Rispondere a una domanda del genere non è una cosa così semplice come può sembrare in un primo momento, ma ci provo.
Mi chiamo Emanuela e sono figlia degli anni Novanta. Vivo sul Lago Maggiore, in provincia di Varese, a pochi passi dal confine con la Svizzera: luoghi che hanno la strana caratteristica di apparire più lontani di un paesino arroccato sulle più remote pendici alpine. Sarà per questo che l’aria, qui, fa diventare qualcuno poeta, qualcun altro – come me – filosofo e altri ancora dei comici un po’ strampalati?

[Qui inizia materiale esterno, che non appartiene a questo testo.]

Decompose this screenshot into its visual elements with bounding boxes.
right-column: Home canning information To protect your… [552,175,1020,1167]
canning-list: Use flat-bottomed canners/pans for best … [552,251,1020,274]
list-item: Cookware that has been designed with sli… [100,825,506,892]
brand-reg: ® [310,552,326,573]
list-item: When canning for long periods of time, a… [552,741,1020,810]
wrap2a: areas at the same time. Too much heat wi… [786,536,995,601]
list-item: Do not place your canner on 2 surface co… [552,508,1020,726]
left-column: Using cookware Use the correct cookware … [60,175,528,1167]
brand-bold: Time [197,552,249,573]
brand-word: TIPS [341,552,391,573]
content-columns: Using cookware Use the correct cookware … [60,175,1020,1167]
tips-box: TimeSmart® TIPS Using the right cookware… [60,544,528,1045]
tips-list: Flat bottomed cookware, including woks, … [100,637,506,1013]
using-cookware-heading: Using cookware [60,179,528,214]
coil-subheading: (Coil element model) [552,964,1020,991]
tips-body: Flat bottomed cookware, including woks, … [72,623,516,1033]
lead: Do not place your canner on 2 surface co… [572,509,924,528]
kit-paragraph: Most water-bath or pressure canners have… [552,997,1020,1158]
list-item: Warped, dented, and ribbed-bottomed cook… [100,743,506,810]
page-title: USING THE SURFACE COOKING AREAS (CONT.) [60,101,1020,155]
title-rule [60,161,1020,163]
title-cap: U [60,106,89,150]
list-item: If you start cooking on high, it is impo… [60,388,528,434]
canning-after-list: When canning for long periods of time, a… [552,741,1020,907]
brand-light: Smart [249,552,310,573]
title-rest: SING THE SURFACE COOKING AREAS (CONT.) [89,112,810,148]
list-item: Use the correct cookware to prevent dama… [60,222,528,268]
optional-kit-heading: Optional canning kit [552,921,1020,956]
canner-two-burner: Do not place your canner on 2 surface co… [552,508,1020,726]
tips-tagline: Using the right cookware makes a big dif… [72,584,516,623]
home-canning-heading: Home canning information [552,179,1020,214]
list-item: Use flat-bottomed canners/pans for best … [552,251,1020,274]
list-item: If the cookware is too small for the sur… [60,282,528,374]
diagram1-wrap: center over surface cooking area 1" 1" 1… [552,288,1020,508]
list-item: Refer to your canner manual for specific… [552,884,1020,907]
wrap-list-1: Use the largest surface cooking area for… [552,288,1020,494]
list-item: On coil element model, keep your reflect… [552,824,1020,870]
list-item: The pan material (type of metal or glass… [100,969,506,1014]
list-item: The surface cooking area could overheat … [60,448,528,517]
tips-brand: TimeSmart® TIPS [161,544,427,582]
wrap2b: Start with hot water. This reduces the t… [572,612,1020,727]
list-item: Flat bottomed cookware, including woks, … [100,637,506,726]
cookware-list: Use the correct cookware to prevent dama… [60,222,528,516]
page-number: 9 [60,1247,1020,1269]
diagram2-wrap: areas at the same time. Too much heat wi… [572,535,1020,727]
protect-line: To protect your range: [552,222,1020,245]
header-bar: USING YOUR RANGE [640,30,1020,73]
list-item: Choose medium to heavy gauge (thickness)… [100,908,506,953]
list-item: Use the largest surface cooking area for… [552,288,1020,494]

Da piccola volevo fare il medico, poi ho conosciuto la filosofia ed è stata lei a diventare la mia fedele compagna di strada.
È quella materia che non serve a niente, ma, nello stesso tempo, serve a tutto: qualsiasi cosa mi riserverà il futuro, l’amore per il sapere, con tutte le sue mille facce, segnerà sempre il nord della mia bussola.
Mi piace camminare, ma ancora di più mi piace pedalare. Anche se la mia bici prende più polvere che aria e non sono per niente una ciclista provetta, continuo a far tesoro di ogni sensazione provata in sella.
Niente come la bicicletta ha saputo insegnarmi l’esistenza.

Scrivo.
Qui, che è lo spazio nel quale dare libero sfogo a ciò che mi piace, mi colpisce e mi dà motivi per pensare o per emozionarmi. Nato nel settembre 2016, questo blog è il mio “café virtuale” in perenne evoluzione, in cui si parla di un po’ di tutto – ma con l’occhio sempre posato su una corsa ciclistica.
Collaboro con una testata giornalistica e ho cominciato a pedalare sulla strada della comunicazione web e social di piccole realtà locali.
(Ah, sì. Nel cassetto, poi, ci sono almeno un romanzo e una raccolta di poesie.)
Fotografo.
Qui. Dico sempre che mi piacerebbe avere una macchina fotografica nella testa per poter fermare soprattutto quegli istanti nei quali è impossibile utilizzarla. Con quella vera, con il suo peso sulle spalle, mi piace sbirciare i visi degli altri, raccogliere i dettagli o farmi sorprendere da chi incrocia il mio sguardo nascosto dall’obiettivo. Da lì dietro mi sembra di poter accedere a qualcosa di ancora più intimo, persino quando ci sono occhi che sfuggono alla presa.